Schematically, this process can be illustrated starting with, for example, a second order linear differential equation with constant coefficients, as follows.

\begin{eqnarray*} a\,y'' + b\, y' + c\,y &=& f (t) \\ &\Downarrow & \quad \mbox{apply } {\cal L}\\ {\cal L} \left[ a\,y'' + b\, y' + c\,y \right] &=& {\cal L} \left[ f (t) \right] \\ &\Downarrow & \quad \mbox{solve for } {\cal L}[y] = y^L \\ y^L \equiv {\cal L} \left[ f (t) \right] &=& F(\lambda ) \\ &\Downarrow & \quad \mbox{apply } {\cal L}^{-1} \\ y(t) &=& {\cal L}^{-1} \left[ F(\lambda ) \right] . \end{eqnarray*}
Of course, some details need to be addressed for this to make sense. In particular, we need to express the left side $${\cal L} \left[ a\,y'' + b\, y' + c\,y \right]$$ in terms of $${\cal L} \left[ y \right] = y^L .$$ We illustrate the method with examples.

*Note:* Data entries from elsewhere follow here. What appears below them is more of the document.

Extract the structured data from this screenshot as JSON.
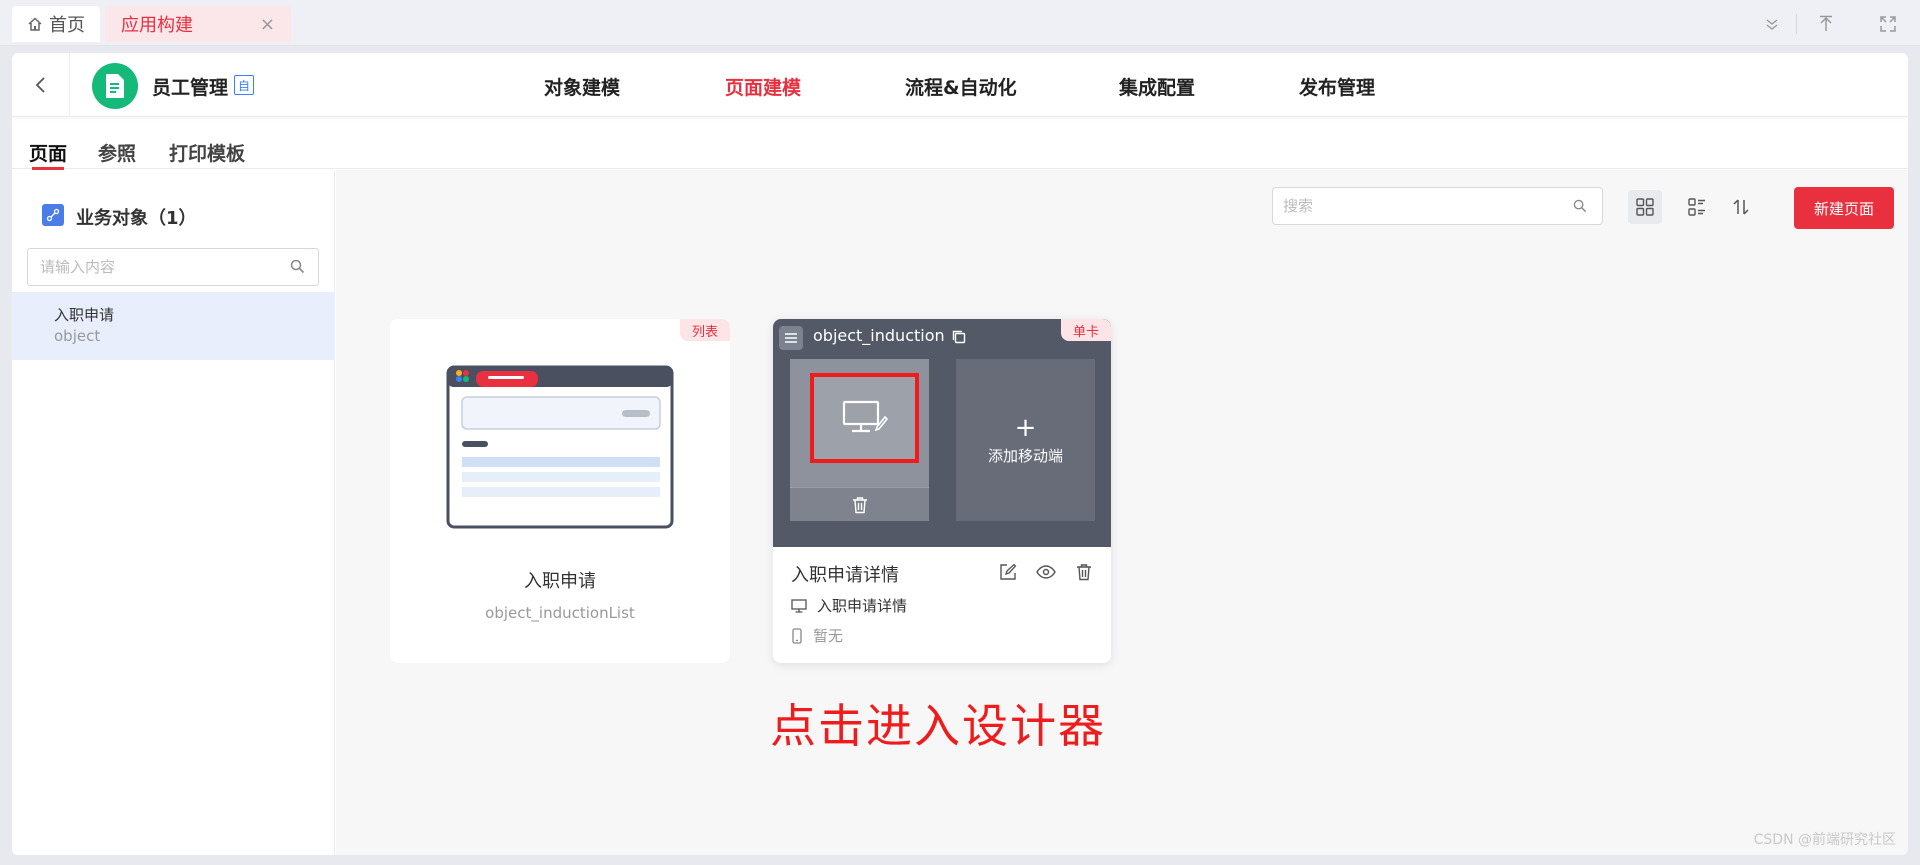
{
  "tabs": {
    "home": "首页",
    "active": "应用构建",
    "close": "×"
  },
  "app": {
    "name": "员工管理",
    "badge": "自"
  },
  "nav": [
    "对象建模",
    "页面建模",
    "流程&自动化",
    "集成配置",
    "发布管理"
  ],
  "nav_active_index": 1,
  "subtabs": [
    "页面",
    "参照",
    "打印模板"
  ],
  "left_panel": {
    "title": "业务对象（1）",
    "search_placeholder": "请输入内容",
    "items": [
      {
        "name": "入职申请",
        "code": "object"
      }
    ]
  },
  "toolbar": {
    "search_placeholder": "搜索",
    "new_button": "新建页面"
  },
  "cards": [
    {
      "tag": "列表",
      "title": "入职申请",
      "code": "object_inductionList"
    },
    {
      "tag": "单卡",
      "code": "object_induction",
      "add_mobile": "添加移动端",
      "title": "入职申请详情",
      "pc_page": "入职申请详情",
      "mobile_page": "暂无"
    }
  ],
  "annotation": "点击进入设计器",
  "watermark": "CSDN @前端研究社区",
  "colors": {
    "accent": "#e8303f",
    "app_logo": "#15b979",
    "highlight_box": "#ee1c1c",
    "card_dark": "#545968"
  },
  "icons": {
    "home": "home-icon",
    "back": "chevron-left-icon",
    "search": "search-icon",
    "grid_view": "grid-view-icon",
    "list_view": "list-view-icon",
    "sort": "sort-icon",
    "edit": "edit-icon",
    "preview": "eye-icon",
    "delete": "trash-icon",
    "desktop": "desktop-icon",
    "mobile": "mobile-icon"
  }
}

Example: Consider the initial value problem

$y'' + 5\, y' +6\,y = \sin 2t , \qquad y(0) =-1, \quad y' (0) =2 .$
Applying the Laplace transform, we get
$\lambda^2 y^L - y' (0) - \lambda\,y(0) + 5\,\lambda \, y^L - 5\,y(0) +6\,y^L = \frac{2}{\lambda^2 +4} ,$
where
$y^L ( \lambda ) = {\cal L}\left[ y(t) \right] = \int_0^{\infty} e^{-\lambda\,t} \,y(t)\,{\text d} t$
is the Laplace transform of the unknown solution. Solving the above algebraic equation, we find
$y^L ( \lambda ) = -\frac{\lambda +3}{\lambda^2 +5\lambda +6} + \frac{1}{\lambda^2 +5\lambda +6} \cdot \frac{2}{\lambda^2 +4} .$
Since it is the sum of two fractions, we apply the inverse Laplace transform to each of them
\begin{eqnarray*} y_h (t) &=& {\cal L}^{-1} \left[ \frac{-\lambda -3}{(\lambda +2)(\lambda +3)} \right] = \left( \mbox{Res}_{\lambda = 2} + \mbox{Res}_{\lambda = 3} \right) \frac{-\lambda -3}{(\lambda +2)(\lambda +3)} \, e^{\lambda\, t} \\ &=& - e^{2t} - \frac{6}{5}\, e^{3t} , \end{eqnarray*}
which we have to multiply by the Heaviside function.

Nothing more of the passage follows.